For clues, examine how you interact in other spheres of your life. Because that is who you are bringing to the negotiating table – literally and figuratively.
One Skill; Multiple Applications
Let’s take a look at a variety of skills that you likely practice everyday of your life, outside of “negotiating” scenarios:
It’s probably easier to ask you what part of your day doesn’t include some sort of analysis than to ask what does. From the moment you wake up, you are weighing and examining data, options and potential outcomes against the back-drop of an intended goal. Some days that is as simple as, “Which subway line will get me there faster?” or “Which route should I drive?” Other days, it’s much more complex, “We finally found a school where our child with special needs thrives; where is the tuition money going to come from?”
In other words, how do you get “ready” for what you want? Said differently, do you set goals; do you set boundaries: do you set expectations; do you arm yourself with information; do you think through possible outcomes? Do you assess the resources you’ll need?
- Active listening
Do you pay attention to both what is said as well as what isn’t? Do you also tune into body language, which includes tone when speaking by phone? Are you using open-ended questions as a way of listening to understand? Do you stay present by monitoring your self-talk?
- Emotional control
Do you keep your emotions in check when you feel slighted? Maybe someone bumps into you and they don’t apologize. Or, maybe someone skips the line – as if you aren’t waiting, too. Sure, it pissed you off, but you still choose to respond in a calm, controlled manner.
- Social skills
This is somewhat related to emotional control and communication, but it is largely about being aware of your “environment.” Do you pause before speaking to weigh the impact of your words? Do you consider cultural norms (or expectations) as you interact with people?
What solution are you working on today? There is something you’re trying to figure out the answer to, or that you are trying to fix. There is some gap you’re trying to close. What you do and how in the space between “here” and “there” — that’s problem-solving.
- Make a decision
You may not always like the decisions you feel you have to make. But you make them – in fact, you make several on any given day.
This where all of the above comes together, really. Communication is about talking, messaging, making a connection, and making a decision. But to hear and be heard, you have to be clear and work on minimizing misunderstandings.
If you’re reading this in the morning, think about the day before; if you’re reading this in the evening, think about the current day and take a moment to jot down examples of how you’ve practiced the above skills throughout your day. Because…
…another thing you need to know to get to “yes” and “yes” is this: you already possess the necessary skills.

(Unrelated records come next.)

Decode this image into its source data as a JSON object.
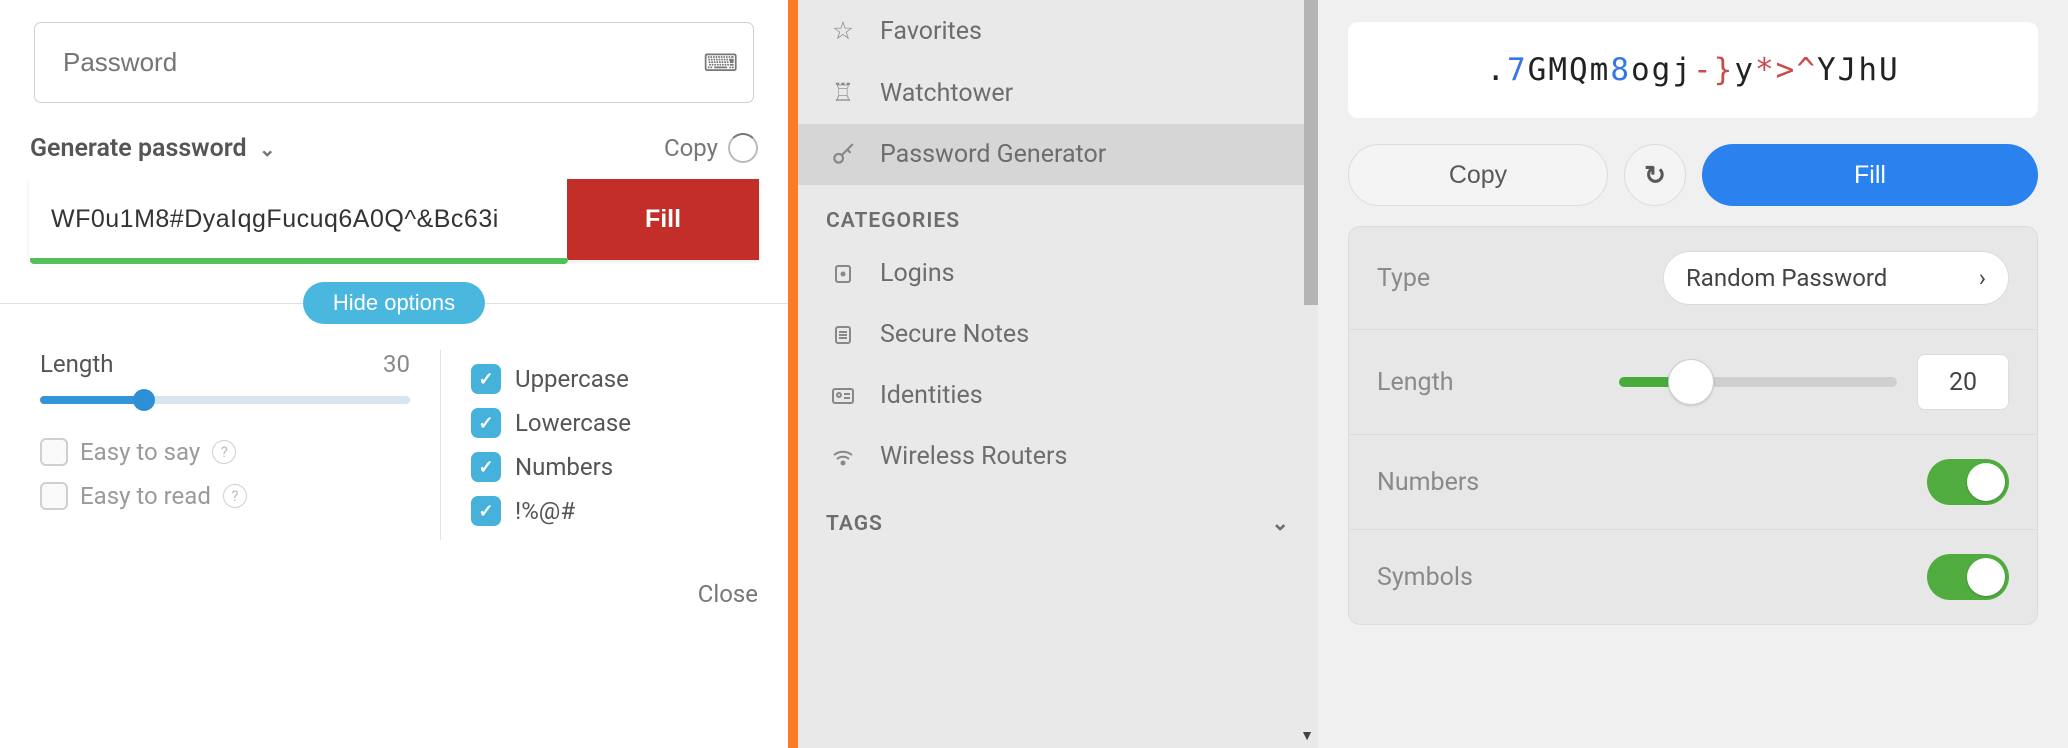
{
  "left": {
    "placeholder": "Password",
    "title": "Generate password",
    "copy": "Copy",
    "value": "WF0u1M8#DyaIqgFucuq6A0Q^&Bc63i",
    "fill": "Fill",
    "hide": "Hide options",
    "length_label": "Length",
    "length_value": "30",
    "slider_pct": 28,
    "easy_say": "Easy to say",
    "easy_read": "Easy to read",
    "upper": "Uppercase",
    "lower": "Lowercase",
    "numbers": "Numbers",
    "symbols": "!%@#",
    "close": "Close"
  },
  "mid": {
    "favorites": "Favorites",
    "watchtower": "Watchtower",
    "pwgen": "Password Generator",
    "categories": "CATEGORIES",
    "logins": "Logins",
    "notes": "Secure Notes",
    "identities": "Identities",
    "routers": "Wireless Routers",
    "tags": "TAGS"
  },
  "right": {
    "pw": {
      "full": ".7GMQm8ogj-}y*>^YJhU",
      "s0": "text:.",
      "s1": "num:7",
      "s2": "text:GMQm",
      "s3": "num:8",
      "s4": "text:ogj",
      "s5": "sym:-}",
      "s6": "text:y",
      "s7": "sym:*>^",
      "s8": "text:YJhU"
    },
    "copy": "Copy",
    "fill": "Fill",
    "type_label": "Type",
    "type_value": "Random Password",
    "length_label": "Length",
    "length_value": "20",
    "length_pct": 26,
    "numbers": "Numbers",
    "symbols": "Symbols"
  }
}
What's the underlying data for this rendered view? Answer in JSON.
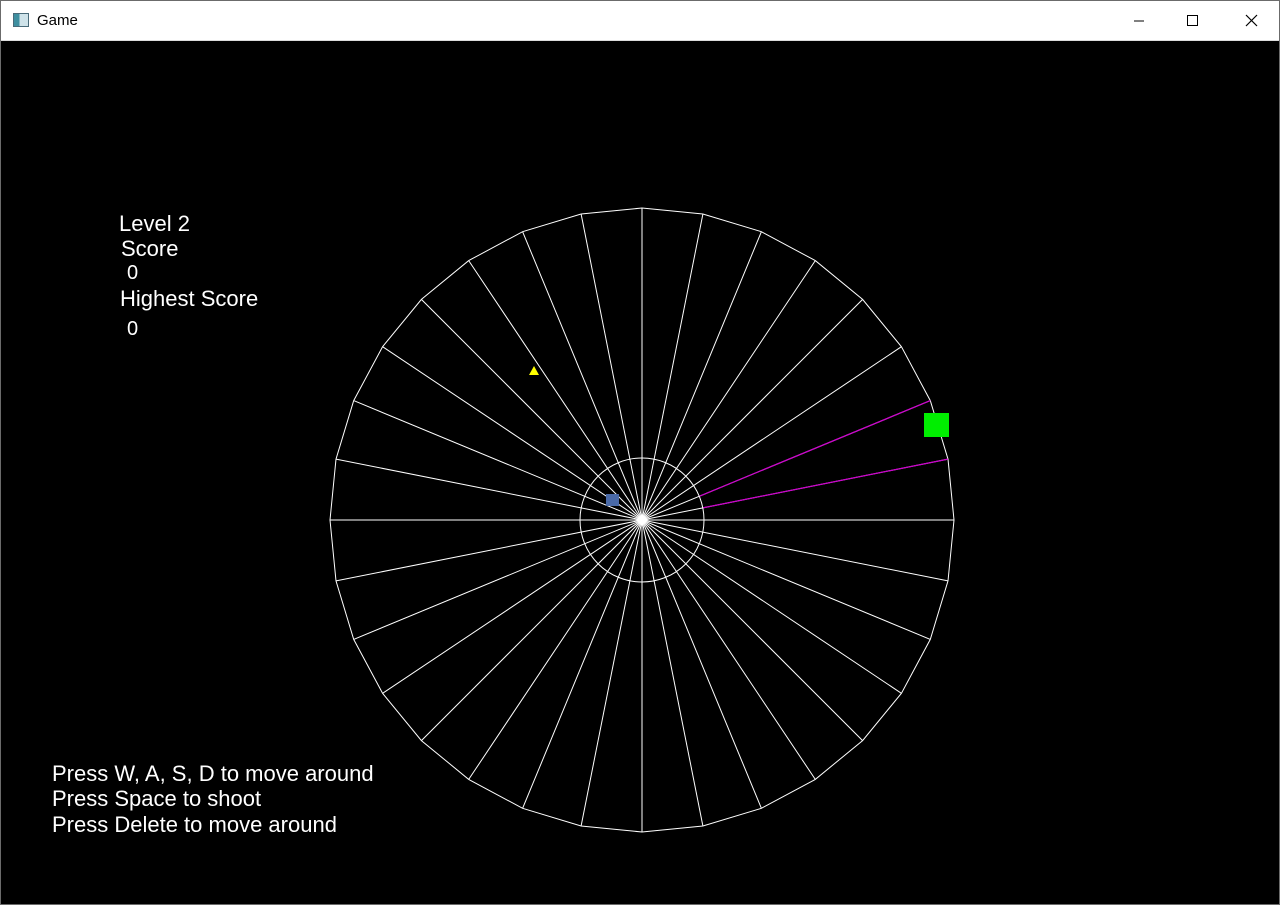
{
  "window": {
    "title": "Game",
    "icons": {
      "app": "app-window-icon",
      "minimize": "minimize-icon",
      "maximize": "maximize-icon",
      "close": "close-icon"
    }
  },
  "hud": {
    "level_label": "Level 2",
    "score_label": "Score",
    "score_value": "0",
    "highest_label": "Highest Score",
    "highest_value": "0"
  },
  "instructions": [
    "Press W, A, S, D to move around",
    "Press Space to shoot",
    "Press Delete to move around"
  ],
  "board": {
    "lanes": 32,
    "line_color": "#ffffff",
    "highlight_color": "#cc00cc",
    "highlighted_lane": "right side, just above the horizontal axis",
    "player": {
      "shape": "square",
      "color": "#00ee00"
    },
    "enemy": {
      "shape": "triangle",
      "color": "#ffff00"
    },
    "projectile": {
      "shape": "small square",
      "color": "#4a6aa8"
    }
  }
}
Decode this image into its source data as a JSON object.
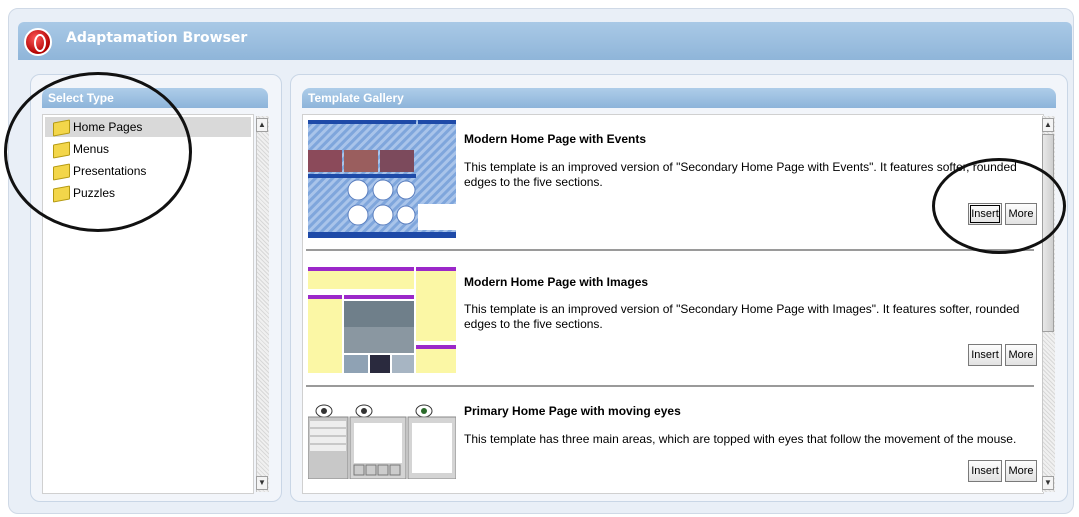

Remember that! And lean into the skills at which you are good and commit to improving those that you aren’t. But don’t let the context of being in a negotiation – especially a high stakes one – rob you of the awareness that you are aptly equipped with knowing “how to” negotiate.
As I shared before, I wholeheartedly believe that the way you become a better negotiator (in all situations) is to pay attention to how you negotiate (in all situations).
In each and every negotiation, you are leaving behind clues about your mindset, power, style and skills. These are part of your toolkit. They are there for your examination. They are there to be your guide. Use this information and insight to help you navigate the terrain that represents both the substance of what you’re negotiating, as well as the relationships involved. Use it to help you get to an enthusiastic “yes” and “yes”.
And keep in mind that like much in life, mastering negotiation is not a one-and-done exercise. It is on-going.
p.s. My hope is that this series becomes part of your tool-kit for continuously reflecting on and improving your approach to negotiating.